Valilik açıklamasında seken kurşun isabet etmiş demişti. Ateş açılan aracı görüp görmediğine ilişkin soruya muhtar Tosun, "evet gördüm. Camlarda kırık yoktu. Arka taraf ve alt kısımda kurşun delikleri vardı" dedi. "Araca direk mi ateş açıldı, yoksa havaya mı ateş açıldı" sorusuna Tosun, "17 kişi yaralanmış. Bunlar nasıl yaralanıyor? Bunların hepsi arabadaydı. Bakın yaklaşık 50 kişiyi arabanın içine sıkıştırmışlar. Üst üsteydiler hepsi. Demek ki araca ateş açılmış ki bu kadar insan yaralanmış" diye konuştu.
‘MİNÜBÜSTEN İNENLERE DE ATEŞ AÇILMIŞ’
Aralarında Serhat Göç Araştırma Derneği, İHD ve ÖHD’den bir heyet olayın yaşandığı mahalleye giderek incelemelerde bulundu. Görgü tanıkları ile görüşen heyet, ihalelere ilişkin rapor hazırlayacak. Heyette yer alan Serhat Göç Araştırma Derneği Eş Başkanı Gülşen Kurt, görgü tanıklarının anlatımının valilik açıklamasını çürüttüğüne dikkat çekti. Valiliğin "tekerleklere ateş açılmış, oradan seken kurşundan kaynaklı ölümün meydana geldiği" yönünde açıklama yaptığını hatırlatan Kurt, "Oysa görgü tanıkları olayın böyle olmadığını anlattı. Görgü tanıklarının anlatımına göre, minibüse köyün karakolundan ‘durun’ çağrısı yapılıyor. Göçmen mültecileri taşıdıklarından dolayı araba durmuyor. O sırada da ateş açmışlar" diye anlattı.

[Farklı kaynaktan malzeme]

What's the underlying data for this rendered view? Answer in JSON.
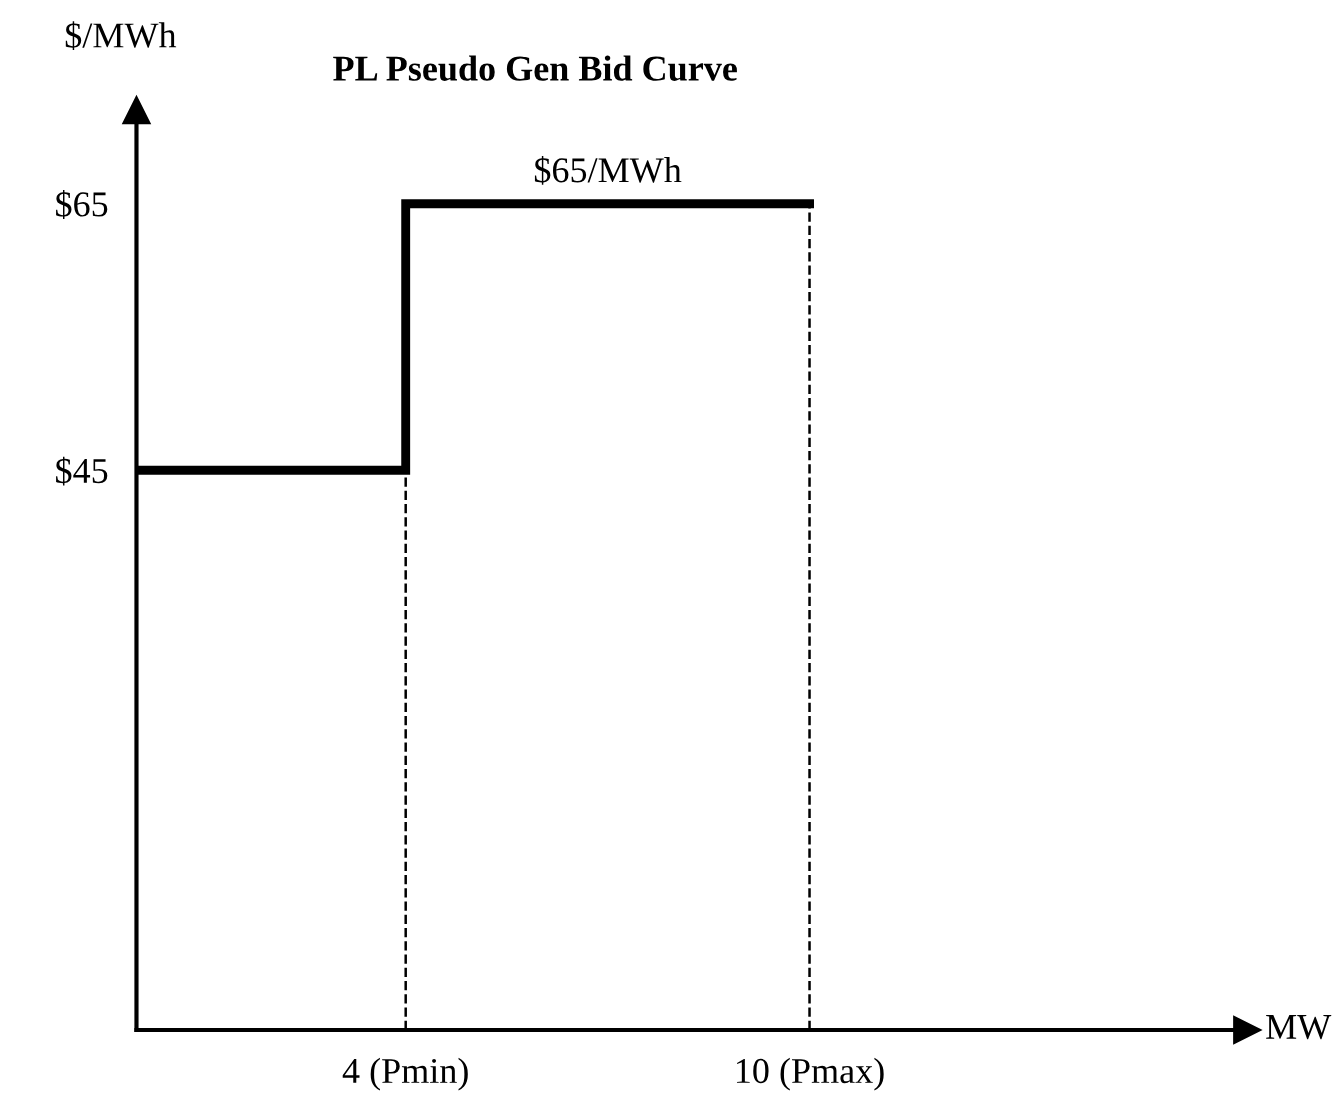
{
  "chart_data": {
    "type": "step",
    "title": "PL Pseudo Gen Bid Curve",
    "xlabel": "MW",
    "ylabel": "$/MWh",
    "x": [
      0,
      4,
      10
    ],
    "series": [
      {
        "color": "#000000",
        "values": [
          45,
          65,
          65
        ]
      }
    ],
    "xlim": [
      0,
      16.5
    ],
    "ylim": [
      3,
      72
    ],
    "xticks": [
      {
        "value": 4,
        "label": "4 (Pmin)"
      },
      {
        "value": 10,
        "label": "10 (Pmax)"
      }
    ],
    "yticks": [
      {
        "value": 45,
        "label": "$45"
      },
      {
        "value": 65,
        "label": "$65"
      }
    ],
    "ref_lines": [
      {
        "axis": "x",
        "value": 4,
        "color": "#000000",
        "line_style": "dashed"
      },
      {
        "axis": "x",
        "value": 10,
        "color": "#000000",
        "line_style": "dashed"
      }
    ],
    "annotations": [
      {
        "text": "$65/MWh",
        "x": 7,
        "y": 65
      }
    ],
    "grid": false,
    "legend": false,
    "line_style": "solid",
    "marker": "none"
  }
}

Kurt’un anlattıkları bununla da sınırlı değil. Kontrol noktasında durmayan araca ateş açılınca araç çıkmaz olan ara sokağa sapıyor. O sırada da ateş sürüyor. Görgü tanıklarının tekerlekleri patlayan ve duran araca korucuların ateş açmayı sürdürdüğünü anlattığını aktaran Kurt, "Özellikle arabanın aynadan sonraki kısmı, depo kısmı ve yan kısmı tümünün tarandığını anlattılar. 50-60 mermi kovanının orada olduğunu ifade ettiler. Minibüs köyün içine doğru çıkılmaz bir yola girmiş. O sırada minibüsten inenlere de kaçmamaları için ateş açıldığını belittiler" diye anlattı.
AMBULANS GELMEYİNCE KÖYLÜLER YARALILARI HASTANEYE TAŞIYOR
Basına yansıyan görüntülerde bir baba ölen çocuğunun yanında savcının gelmesini bekliyordu. O ölen çocuğun annesinin de ağır yaralandığını anlatan Kurt, "Köylüler yaralı olan kadının çocuğun annesi olduğunu söyledi. Boynundan ağır yaralanmıştı. O kadının yarım saat kadar bekletiliyor. Ambulans gelmeyince köylüler tarafından hastaneye götürülüyor. Sadece bu kadın değil, onun dışında 3-4 kişi yaralı bir şekilde beklerken ambulans gelmemesi üzerine köylüler tarafından hastaneye götürüldüklerini söylediler. Bize aktarılan bilgiye çocuğun annesi de bugün ölmüş" diye konuştu.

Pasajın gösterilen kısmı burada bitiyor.